The Ice Age National Scenic Trail traverses over 1000 miles of forestlands, prairies, wetlands, and roadways throughout Wisconsin. Many of these paths are made possible by partnerships with private landowners and lands owned and managed by municipal, county, state and federal agencies. As such, hikers must be mindful of a regulations on property types, hunting seasons, and trail signage while hiking the Ice Age Trail, especially when crossing private lands. Guidelines for hiking through private lands are found below.
Finding Property Closures
Online interactive maps are instrumental resources for Ice Age Trail users to plan their hiking trips. The Trail Alerts Dashboard and Hiker Resource Map are available on our website.

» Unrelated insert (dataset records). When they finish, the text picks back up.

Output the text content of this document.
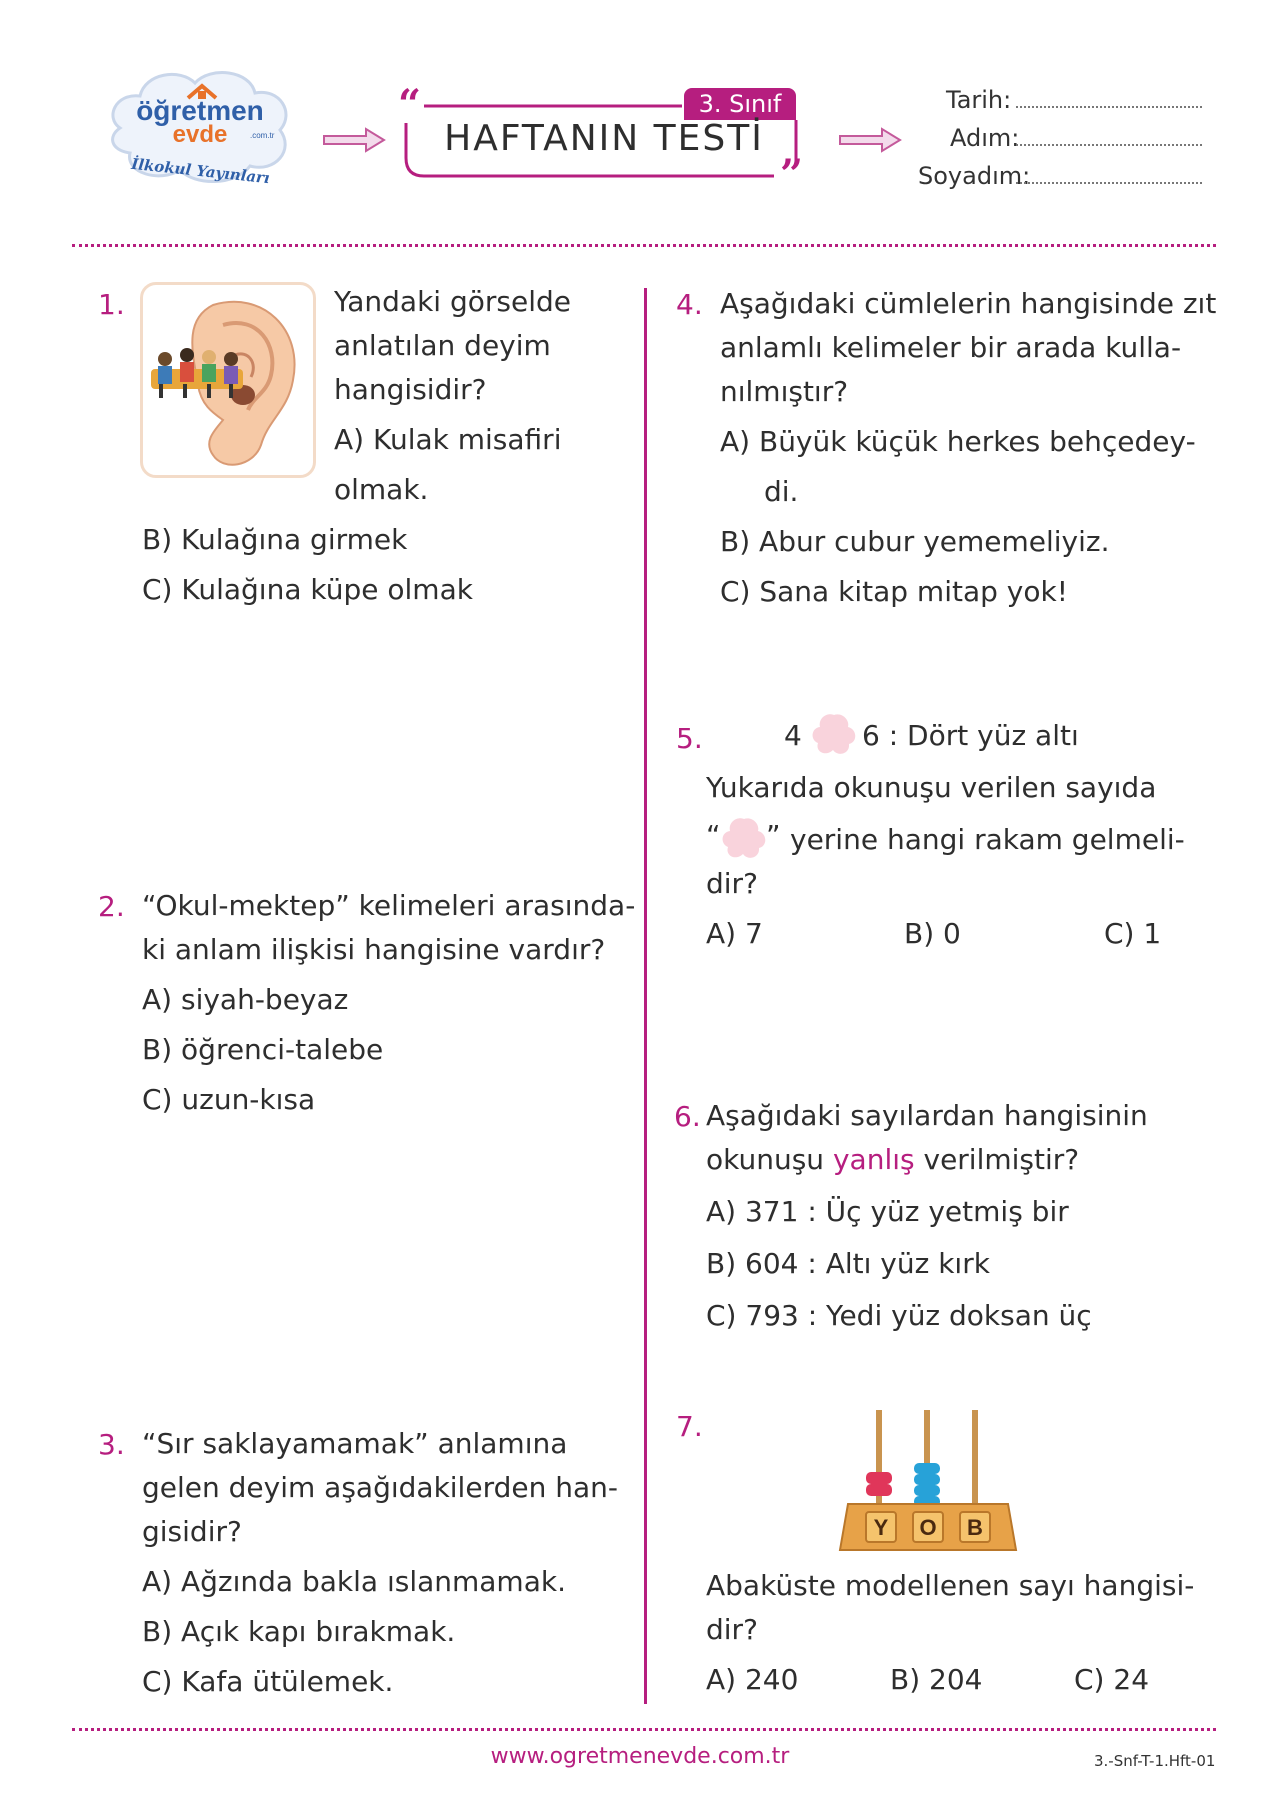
öğretmen
evde	.com.tr
İlkokul Yayınları
“
”
3. Sınıf
HAFTANIN TESTİ
Tarih:
Adım:
Soyadım:
1.	Yandaki görselde
anlatılan deyim
hangisidir?
A) Kulak misafiri
olmak.
B) Kulağına girmek
C) Kulağına küpe olmak
2. “Okul-mektep” kelimeleri arasında-
ki anlam ilişkisi hangisine vardır?
A) siyah-beyaz
B) öğrenci-talebe
C) uzun-kısa
3. “Sır saklayamamak” anlamına
gelen deyim aşağıdakilerden han-
gisidir?
A) Ağzında bakla ıslanmamak.
B) Açık kapı bırakmak.
C) Kafa ütülemek.
4. Aşağıdaki cümlelerin hangisinde zıt
anlamlı kelimeler bir arada kulla-
nılmıştır?
A) Büyük küçük herkes behçedey-
di.
B) Abur cubur yememeliyiz.
C) Sana kitap mitap yok!
5.	4 6 : Dört yüz altı
Yukarıda okunuşu verilen sayıda
“ ” yerine hangi rakam gelmeli-
dir?
A) 7	B) 0	C) 1
6. Aşağıdaki sayılardan hangisinin
okunuşu yanlış verilmiştir?
A) 371 : Üç yüz yetmiş bir
B) 604 : Altı yüz kırk
C) 793 : Yedi yüz doksan üç
7.
Y O B
Abaküste modellenen sayı hangisi-
dir?
A) 240	B) 204	C) 24
www.ogretmenevde.com.tr	3.-Snf-T-1.Hft-01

The Trail Alerts Dashboard notifies hikers of current trail closures and trail conditions. Click on the yellow alert icons to learn more about the trail closure. Trail condition updates can be sent in by the public to notify Ice Age Trail Alliance staff about recent trail damage.
The interactive, online Hiker Resource Map offers in-depth information on trail segments, parking areas, camping options, and trail alerts. You can adjust the zoom, view the map legend, and add and remove map layers to explore the interactive map.
Sticking to the Trail corridor is a general recommendation for the entire Ice Age Trail but a requirement on private lands.
Hunting on Private Lands
Private landowners who generously host portions of the Ice Age Trail may close off the portions of the trail that runs through their property during hunting seasons. Watch for “Trail Closed” signs and online updates. Respecting these segment closings ensure continued good relations with private landowners.
Hunting on Public Lands
Hunting is allowed in most state parks and State Ice Age Trial Areas from Nov. 15 to Dec. 15 and April 1 to early May. During these hunting periods, just about all of the segments on public lands are open for hiking, including the Chequamegon-Nicolet National Forest, state and county forests, and state parks.
Thank you for respecting Trail closures and helping us honor our agreements with public and private landowners!